Credit: sweeticons/Shutterstock
By Kevin Drum
Here's a quote that should probably scare you:
"We are all in these Big Data business models."
Why scary? Because the "we" in this case is Silicon Valley and the American intelligence community. As James Risen and Nick Wingfield reported yesterday in the New York Times, the interests of tech companies and the NSA have been converging over the past decade in two ways.
The first way is fairly prosaic: Lots of Silicon Valley companies are in the business of selling stuff to the NSA: storage hardware, sophisticated communications equipment, data analytics software, and more. But while this may have increased recently, it's not fundamentally new. It's just the latest high-tech twist on the good old military-industrial complex.
But there's a second way that the interests of Fort Meade and Santa Clara County have converged: These days, they're fundamentally in the same business. The NSA calls it surveillance, and all the rest of us just call it spying. Silicon Valley, conversely, wouldn't be caught dead calling it that. They call it "targeted advertising" or "monetizing the social network." But it's pretty much the same thing.
When your local grocery chain gives you a loyalty card, do you think they're doing it in order to make you a loyal customer? Of course not. After all, every other supermarket offers loyalty cards too. So why are they willing to offer such eye-watering discounts if you use one? Because it allows them to track every single purchase you make and dump the information into a gigantic database. That's useful to them, and, more importantly, it's valuable data to sell to others. That's why they want it so badly.

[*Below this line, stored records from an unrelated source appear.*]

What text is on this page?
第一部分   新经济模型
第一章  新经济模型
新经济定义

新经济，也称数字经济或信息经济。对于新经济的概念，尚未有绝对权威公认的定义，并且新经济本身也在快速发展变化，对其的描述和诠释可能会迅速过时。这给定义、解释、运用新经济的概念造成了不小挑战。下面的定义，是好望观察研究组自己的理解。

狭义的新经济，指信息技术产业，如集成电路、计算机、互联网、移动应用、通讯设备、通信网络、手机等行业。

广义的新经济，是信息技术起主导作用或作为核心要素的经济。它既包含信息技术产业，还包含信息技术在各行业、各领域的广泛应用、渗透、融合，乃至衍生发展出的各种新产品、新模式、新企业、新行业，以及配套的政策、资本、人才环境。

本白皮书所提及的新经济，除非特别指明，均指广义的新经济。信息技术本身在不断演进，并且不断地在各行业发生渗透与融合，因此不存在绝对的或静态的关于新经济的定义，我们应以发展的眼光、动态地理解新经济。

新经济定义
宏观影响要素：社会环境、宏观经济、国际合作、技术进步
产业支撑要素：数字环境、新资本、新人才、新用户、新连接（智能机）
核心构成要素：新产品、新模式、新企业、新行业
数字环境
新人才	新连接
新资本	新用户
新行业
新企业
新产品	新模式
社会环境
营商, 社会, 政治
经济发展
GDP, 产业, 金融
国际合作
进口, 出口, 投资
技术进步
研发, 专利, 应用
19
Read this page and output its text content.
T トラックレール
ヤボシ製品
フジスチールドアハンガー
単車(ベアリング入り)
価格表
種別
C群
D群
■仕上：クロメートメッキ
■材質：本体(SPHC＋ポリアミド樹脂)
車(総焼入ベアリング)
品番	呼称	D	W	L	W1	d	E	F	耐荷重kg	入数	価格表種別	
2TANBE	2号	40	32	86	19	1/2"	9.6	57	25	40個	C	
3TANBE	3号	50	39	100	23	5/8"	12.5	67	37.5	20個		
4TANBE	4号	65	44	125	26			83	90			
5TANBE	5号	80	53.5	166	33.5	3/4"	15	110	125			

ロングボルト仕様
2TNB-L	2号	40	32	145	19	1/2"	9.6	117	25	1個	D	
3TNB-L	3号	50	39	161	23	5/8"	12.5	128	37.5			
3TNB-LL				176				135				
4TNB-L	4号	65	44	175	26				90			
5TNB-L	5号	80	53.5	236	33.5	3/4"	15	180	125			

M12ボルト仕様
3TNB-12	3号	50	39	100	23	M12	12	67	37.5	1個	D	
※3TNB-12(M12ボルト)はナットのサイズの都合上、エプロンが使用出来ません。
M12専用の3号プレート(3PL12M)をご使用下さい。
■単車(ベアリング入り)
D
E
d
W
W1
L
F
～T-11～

Online, of course, similar things are happening. High-tech marketing firms are busily figuring out ways to merge data from lots of different sources to build a profile of you that would probably put your own mother to shame. Why? Because it's worth a lot of money. Advertisers are willing to pay huge amounts of money to be able to target the 1 percent of prospects who are actually likely to buy their wares, instead of simply blasting their message out to everyone. Target, for example, figured out the shopping habits of pregnant women and used that to create highly effective advertising campaigns aimed at expectant mothers. That's a lucrative market.
Combine that with Facebook likes, Google searches, phone records, pharmacy records, and every other digital trail that all of us leave behind us, and what can't you predict? We don't know yet, but there are sure plenty of people beavering away to find out.
Needless to say, spy agencies have exactly the same goals. They might not be interested in whether you're pregnant—though, then again, they might be—but they're keenly interested in trying to predict future actions based on past events. So when Risen and Wingfield report that Facebook's chief security officer decamped for a job with the NSA a couple of years ago, should we be surprised? Not a bit. They're both in the same business, after all.
We can all decide for ourselves whether we think the NSA should have access to all our phone records. But the surveillance state doesn't end there. Keep in mind that DARPA's first crack at this stuff in the wake of 9/11 was called Total Information Awareness, and its goal was precisely what the name implied: a wide-ranging database that included personal emails, social networks, credit card records, phone calls, medical records, shopping records, travel data, and anything else that the marriage of high tech and modern marketing made possible. TIA got killed after public outcry, but it never really went away. How could it? The merger of public and private spying is just too powerful to ignore.
So even if you're not too worried about NSA's collection of phone records, you'd do well to think about where this is likely to go. There will be other terrorist attacks, and in their aftermath the public will be less likely to object to things like TIA than they were the first time around. After all, we're all used to Facebook spying on us these days. (There's no need to mince words about what they do, is there?) So as scary as a surveillance state may be, it's not the worst thing that could happen. That's because the private sector spies on us too, and they do it so charmingly that not only don't we object, we practically beg them to do more. Instead of a military-industrial complex, we're rapidly moving toward a marriage so perfect that eHarmony could only dream of it: the surveillance-marketing complex.